Por se tratar de equipamentos públicos e não privados, o PSD entende que a “taxa de utilização que é imputada é uma opção política”. “Ainda que tenha que haver uma atualização, não podemos estar a falar de percentagens tão significativas como aconteceu aqui”, afirmou.

O vereador independente, Nuno Moreno, que inicialmente tinha sido eleito pelo PS, fazendo parte da lista de Isabel Ferreira, também admitiu ser necessário aumentar as taxas, porém considera que os aumentem têm de ser feitos de “forma gradual” e não de “forma choque”, apontando subidas de 300%.

À Lusa, a presidente da Câmara de Bragança explicou que a atualização das taxas foi feita consoante um estudo mandado fazer, em 2024, pelo anterior executivo, do PSD, e que envolveu uma empresa e os serviços do município.

“Gostaria de sublinhar o estudo técnico-financeiro (…) que explica todo o racional no cálculo das taxas. Houve taxas que foram atualizadas, para baixo ou para cima, conforme o custo apurado, mesmo assim a câmara municipal continua a financiar significativamente os serviços, numa média de 36%”, disse Isabel Ferreira.
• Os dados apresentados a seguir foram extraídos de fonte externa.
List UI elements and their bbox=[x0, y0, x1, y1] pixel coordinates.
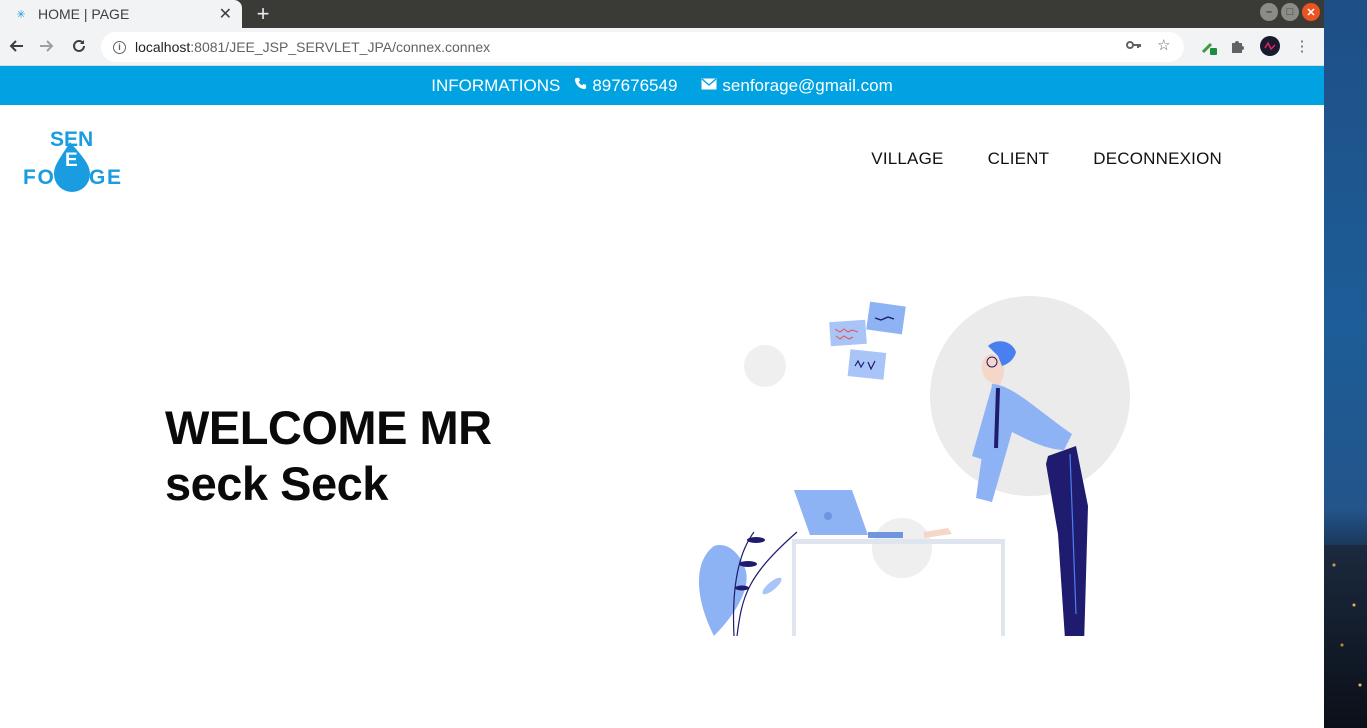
forward-arrow-icon bbox=[40, 40, 54, 52]
info-email: senforage@gmail.com bbox=[701, 75, 893, 96]
site-info-icon[interactable]: i bbox=[113, 40, 126, 54]
main-nav: VILLAGE CLIENT DECONNEXION bbox=[871, 149, 1222, 169]
svg-text:FORAGE: FORAGE bbox=[23, 166, 121, 189]
email-address: senforage@gmail.com bbox=[722, 75, 893, 95]
forward-button[interactable] bbox=[35, 34, 59, 58]
tab-close-icon[interactable]: ✕ bbox=[219, 4, 232, 24]
phone-number: 897676549 bbox=[592, 75, 678, 95]
welcome-line-1: WELCOME MR bbox=[165, 401, 492, 454]
info-bar: INFORMATIONS 897676549 senforage@gmail.c… bbox=[0, 66, 1324, 105]
sticky-notes bbox=[829, 301, 906, 380]
senforage-logo[interactable]: SEN E FORAGE bbox=[22, 126, 126, 192]
info-label: INFORMATIONS bbox=[431, 75, 561, 95]
browser-menu-icon[interactable]: ⋮ bbox=[1292, 36, 1312, 56]
welcome-heading: WELCOME MR seck Seck bbox=[165, 400, 585, 512]
address-bar[interactable]: i localhost:8081/JEE_JSP_SERVLET_JPA/con… bbox=[101, 32, 1184, 62]
info-phone: 897676549 bbox=[574, 76, 677, 96]
phone-icon bbox=[574, 77, 587, 94]
minimize-button[interactable]: – bbox=[1260, 3, 1278, 21]
favicon-icon: ✳ bbox=[16, 8, 26, 21]
nav-deconnexion[interactable]: DECONNEXION bbox=[1093, 149, 1222, 169]
workspace-illustration bbox=[699, 296, 1130, 636]
browser-toolbar: i localhost:8081/JEE_JSP_SERVLET_JPA/con… bbox=[0, 28, 1324, 66]
city-lights bbox=[1324, 545, 1367, 728]
browser-window: ✳ HOME | PAGE ✕ + – □ ✕ i localhost:8081… bbox=[0, 0, 1324, 728]
window-controls: – □ ✕ bbox=[1260, 3, 1320, 21]
key-icon[interactable] bbox=[1126, 38, 1142, 55]
welcome-line-2: seck Seck bbox=[165, 457, 388, 510]
reload-icon bbox=[73, 39, 85, 52]
back-arrow-icon bbox=[9, 40, 23, 52]
back-button[interactable] bbox=[4, 34, 28, 58]
nav-client[interactable]: CLIENT bbox=[988, 149, 1050, 169]
page-content: INFORMATIONS 897676549 senforage@gmail.c… bbox=[0, 66, 1324, 728]
browser-tab[interactable]: ✳ HOME | PAGE ✕ bbox=[0, 0, 242, 28]
reload-button[interactable] bbox=[67, 34, 91, 58]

No entanto, Ana Soares considera que estes aumentos vão contribuir para uma diminuição da utilização dos espaços, nomeadamente piscinas municipais.

“Por exemplo na concessão de terrenos para sepultura perpétua e individual, em que o aumento é de 70 euros, portanto não é propriamente um valor residual. Nos outros equipamentos, como é o caso das piscinas, poderá haver um afastamento e uma diminuição da utilização (…) nas aulas de adaptação ao meio aquático, são duas aulas por semana, entre os 5 e 15 anos, aumenta cerca de 33%, ou seja, vão passar de 19 euros para 25”, apontou.

Já Nuno Moreno realçou o aumento da taxa da utilização do teatro municipal, que em 2025 era de 1.382,67 euros e passará para 2.584,60 euros, podendo atingir os 3.876,85 euros ao fim de semana, acusando o município de querer tirar lucros com os espaços culturais.

“A cultura não deve ser mercantilizada nem ser objeto de negócio. Portanto, não podemos procurar nos equipamentos culturais fazer lucro ou obter receita. Não é por via da taxa que devemos procurar receita para investimento, mas é uma opção política”, afirmou.

Confrontada com estas tomadas de posição, Isabel Ferreira disse, à Lusa, que demonstram “falta de cuidado da oposição, em ler a documentação e em estudar profundamente os documentos e até algum desprezo pelo trabalho árduo que os serviços fizeram nesse sentido”, criticando a “argumentação populista e superficial” dos vereadores.

A autarca destacou a isenção dos clubes e associações, no pagamento de taxas referentes a pavilhões e piscinas, bem como a gratuitidade em espaços culturais até aos 12 anos.

Já relativamente a outros aumentos, explicou que alguns servem como “estratégia para dissuadir a sua procura, porque não tem disponibilidade de espaço”.

Quanto à possibilidade de vir a lucrar com as novas taxas, Isabel Ferreira disse que o município não está “a aumentar, nunca, a receita”, porque “tudo isto é despesa”.

Nuno Moreno criticou ainda o aumento das coimas, dando como exemplo a gestão de resíduos, em que “a coima mínima por uma falha no depósito de lixo passa de 50 euros para 250 euros”.

“Numa atualização tem que se ter cuidado com estes agravamentos absolutamente desproporcionais”, sublinhou.

O novo código regulamentar e atualização das taxas vai agora estar em consulta pública, podendo vir a ser alterado, consoante os pareceres dados.